Joshua Wong, Alex Chow et Nathan Law à leur sortie de la Cour suprême après l’annulation de leur peine de prison, le 6 février. / BOBBY YIP/REUTERS

La plus haute cour de justice de Hongkong a annulé mardi 6 février la peine de prison de six mois prononcée contre le leadeur démocrate Joshua Wong pour sa participation « mouvement des parapluies », une série de manifestations qui avaient paralysé plusieurs quartiers de la ville pendant deux mois, à la fin de 2014. Les manifestants réclamaient l’instauration d’un véritable suffrage universel dans cette enclave chinoise semi-autonome.

Pendant la même audience, deux autres figures du mouvement démocratique, Nathan Law et Alex Chow, ont également vu leurs peines de prison annulées. La justice leur reprochait notamment d’avoir escaladé, le 26 septembre 2014, des barrières métalliques pour entrer dans Civic Square, une place située dans un complexe gouvernemental.

Contre l’avis du ministre de la justice

Cette décision est l’aboutissement d’une procédure judiciaire à rebondissements. En première instance, à la mi-2016, Joshua Wong avait été condamné pour rassemblement illégal à une peine clémente : prison avec sursis et travaux d’intérêt général. Mais le ministre de la justice de Hongkong avait utilisé son pouvoir d’appel pour refaire juger cette affaire.

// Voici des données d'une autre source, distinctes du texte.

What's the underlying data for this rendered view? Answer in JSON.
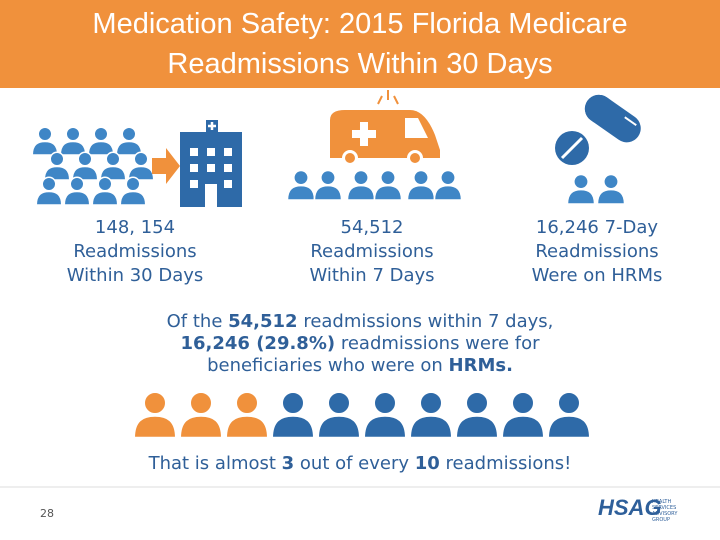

Joshua Wong et Nathan Law arrivent à leur arrivée à la Cour suprême, le 7 novembr 2017. / BOOBY YIP / REUTERS

En deuxième instance, à la fin de 2017, le militant démocrate avait été condamné à une peine de prison ferme. La Cours suprême de Hongkong a ouvert la voie à un troisième jugement, au début de novembre, en autorisant Joshua Wong et ses compagnons démocrates à déposer un dernier recours. Ce recours a abouti à l’annulation de leur peine de prison ce matin.

En donnant raison aux militants, le juge Ma a cependant estimé que les manifestants devaient être dissuadés de participer à des rassemblements illégaux accompagnés de violences. « En vertu de ce jugement, d’autres militants pourront être enfermés », a réagi M. Wong. « Ce n’est pas l’heure des félicitations ou des célébrations. »

Un test pour la justice

Cette affaire était considérée comme un test pour la justice hongkongaise, jusqu’à présent fort bien classée par le Forum économique mondial dans son étude sur l’indépendance de la justice 2017-2018. Hongkong occupe la 13e position sur 137 Etats, loin devant les Etats-Unis (25) ou la France (28).

La justice hongkongaise continue de juger en anglais selon les traditions de la Common Law. Les juges sont nommés par le chef de l’exécutif sur la recommandation d’un panel constitué du ministre de la justice, de juges en fonctions, d’avocats et de membres de la société civile. Jusqu’à présent, les propositions de ce panel ont toujours été validés par l’exécutif. Cependant, le Comité permanent du Parlement chinois a le pouvoir d’intérprêter les textes de loi hongkongais. Ses décisions doivent être prises en compte par la justice locale, elles font jurisprudence.

Les trois militants sont donc libres. Mais à la mi-2017, ils ont passé deux mois derrière les barreaux, avant d’être libérés sous caution, en novembre. Et le marathon judiciaire de M. Wong n’est pas terminé. Il reste inculpé d’outrage à magistrat ; une charge pour laquelle il a été une condamné à trois mois de prison en janvier, et dont il a fait appel. M. Wong avait refusé d’évacuer un lieu occupé par des manifestants, violant l’injonction d’un juge.

Le parti de M. Wong relancé

La décision de la Cour suprême apporte une bouffée d’oxygène au mouvement politique créé par M. Wong, Demosisto. Le mois dernier, l’administration chargée d’organiser les élections a refusé la candidature d’Agnes Chow, membre du parti âgée de 21 ans, soulignant l’inconstitutionnalité de son programme. La plate-forme politique de Demosisto appelle à l’autodétermination et à l’indépendance de Hongkong.

Joshua Wong lors du lancement de son parti, Demosisto, en avril 2016. / BOBBY YIP / Reuters

D’après les termes de l’accord sino-britannique sur la rétrocession, Hongkong jouit de libertés inconnues ailleurs en Chine continentale – en vertu du principe « Un pays, deux systèmes » – ; et ce jusqu’en 2047… en théorie.